Have you developed formal policies? And does everyone understand those policies?

We’re doing that now. My thinking on it has been changing depending on the issue involved. At one point, I wanted to have every device encrypted; then I realized that that was too much. So we are trying to put together some kind of policy; right now, it’s just in my head. But most importantly, you don’t want to have somebody not understand what your policy is, and then do things that inadvertently subvert it.

In that context, you and your colleagues need to be more mobile, and have embraced mobile devices, right?

Yes, we have to. Everybody in our practice wants to be mobile. They’re using devices in their personal lives already.

What lessons you and your colleagues learned so far?
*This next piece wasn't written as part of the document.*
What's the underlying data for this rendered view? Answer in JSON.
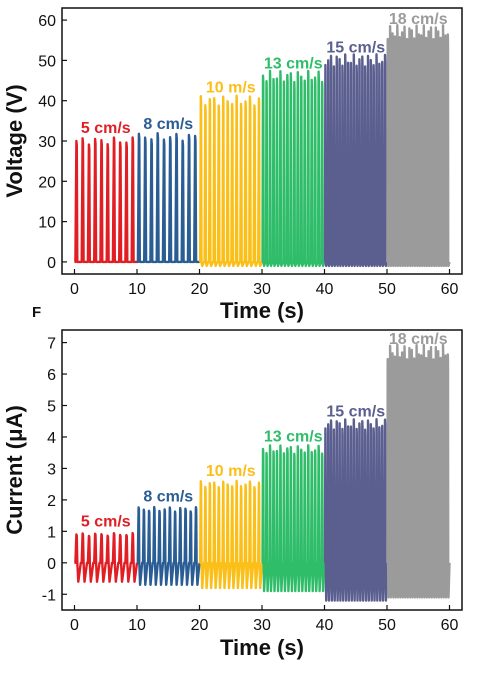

You have to teach people the HIPAA principles [related to the patient health information security requirements of the federal Health Insurance Portability and Accountability Act of 1996]; because you’ll always find somebody who will undermine those in some unexpected way if they don’t understand. Having policies and rules is not enough. They need an understanding of the principles.

What advice do you have for your colleagues nationwide, CMIOs, CIOs, and other healthcare IT leaders, as they start to work through all of these processes and issues?

I think the advice would be, while security and patient privacy are very, very important, the priority is access to information, because that’s what allows us to take care of patients. People measure the breaches, but don’t keep track of the time when our having better access to patient information has helped to save the lives of patients; so that’s the balance, and it’s not an obvious balance.